No matter what, there is no possible basis for it being valid to morally object to whatever God exists.  Either morality does not exist regardless of anyone's desperate feelings or it exists and has nothing to do with our feelings one way or another, in the sense that they prove nothing about morality's existence or nonexistence and would not be the reason why any actual moral obligations exist.  It does not matter if or how much Yahweh, therefore, toys with people or showers plagues upon them.  This means any true deity, which Yahweh is supposed to be, would be morally just or at least amoral no matter what they do.  However, the way Yahweh acts, which is consistent with all of these independent logical necessities, still makes Judeo-Christianity very much what some people would call Lovecraftian: God is a conscious force that can casually bring apocalyptic devastation (as in Exodus 10:1-24), that manages and is attended to by beings that are on their own cosmic horrors of a sort (Judges 13:2-22, Ezekiel 10:1-17) [2], and that will burn his enemies to ashes after eschatologically resurrecting them (Daniel 12:2, Matthew 10:28, Revelation 20:11-15) [3].  Amidst all of this, it is his nature that dictates righteousness.

Yahweh, again, is very Lovecraftian.  He is a nonphysical being (Deuteronomy 4:15-20) that has power to bring about any logically possible thing and that demands worship at the expense of the very life of anyone who would worship any other being or natural body (Deuteronomy 13:6-10, 17:2-6).  He can order his human servants to exterminate entire communities of his mortal opponents (1 Samuel 15:1-3), something that could not possibly be evil for the aforementioned reasons if it truly corresponds to God's nature even though the Amalekites and many moderners might have felt otherwise.  He can bestow disease or health as he wishes (Deuteronomy 7:15), the non-sadistic (Ezekiel 33:11), morally upright equivalent of Lovecraft's Nyarlathotep in a sense.  On multiple levels, the Biblical Yahweh is thoroughly eldritch, albeit a very moralistic entity whose very character is the standard of morality to the terror of subjectivist or culturally relativistic fools; they are fools, of course, because such philosophies are false whether or not Christianity is true since they are logically impossible.

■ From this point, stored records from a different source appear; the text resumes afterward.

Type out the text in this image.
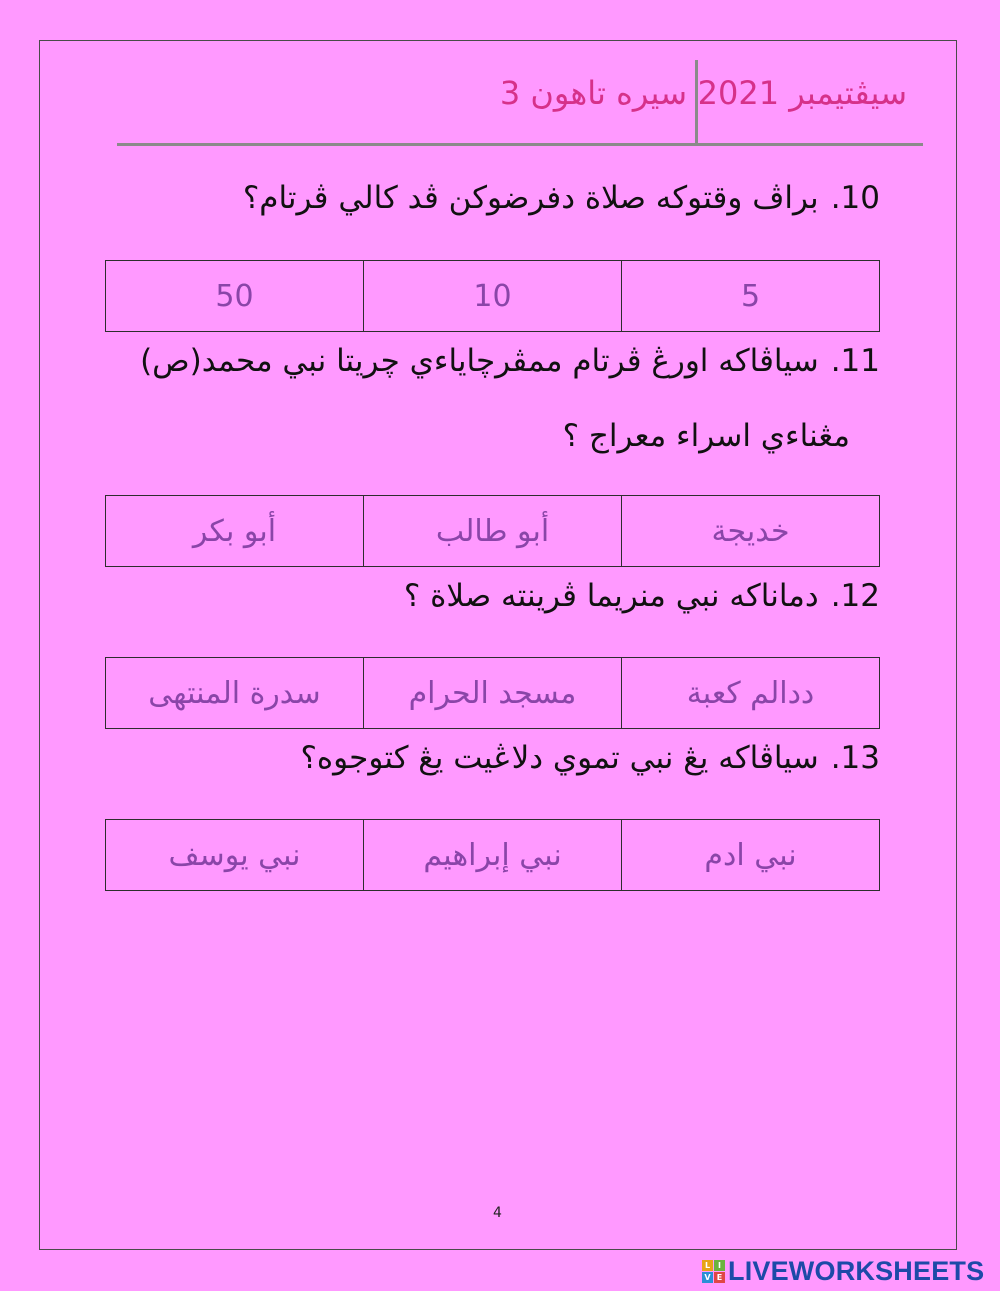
سيڤتيمبر 2021
سيره تاهون 3
10.براڤ وقتوكه صلاة دفرضوكن ڤد كالي ڤرتام؟
50	10	5
11.سياڤاكه اورڠ ڤرتام ممڤرچاياءي چريتا نبي محمد(ص)
مڠناءي اسراء معراج ؟
أبو بكر	أبو طالب	خديجة
12.دماناكه نبي منريما ڤرينته صلاة ؟
سدرة المنتهى	مسجد الحرام	ددالم كعبة
13.سياڤاكه يڠ نبي تموي دلاڠيت يڠ كتوجوه؟
نبي يوسف	نبي إبراهيم	نبي ادم
4
L I
V E LIVEWORKSHEETS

There are several reasons why Yahweh might not be thought of as a Lovecraftian type of being in spite of all these things.  Some people, even if they wildly, willfully misinterpret the Bible and still think of themselves as rational or as Christians, like to think of Yahweh as if he is on their side because he has such unconditionally extreme love for them that he would not "ever" burn them to a second death in hell, or that he would not turn his back on them, as he threatens to do even to sinners who were very righteous beforehand (Ezekiel 33:12-16), though these so-called Christians uncaringly disobey commands of the Torah that Jesus does not abolish whatsoever (Matthew 5:17-19).  Also, while Lovecraft's god Azathoth and his other supernatural or extraterrestrial beings are seemingly amoral, Yahweh's explicit moralistic bent is another major reason why some people do not think of Yahweh in connection with cosmic horror.  Moralism and nihilism, though, are not what determines if something pertains to many key elements of Lovecraftian cosmic horror, though Lovecraft's own stories are at best absurdist and at worst nihilistic.  The Bible does present God as a source of genuine cosmic horror for the wicked and as an entity with many qualities of a Lovecraftian being.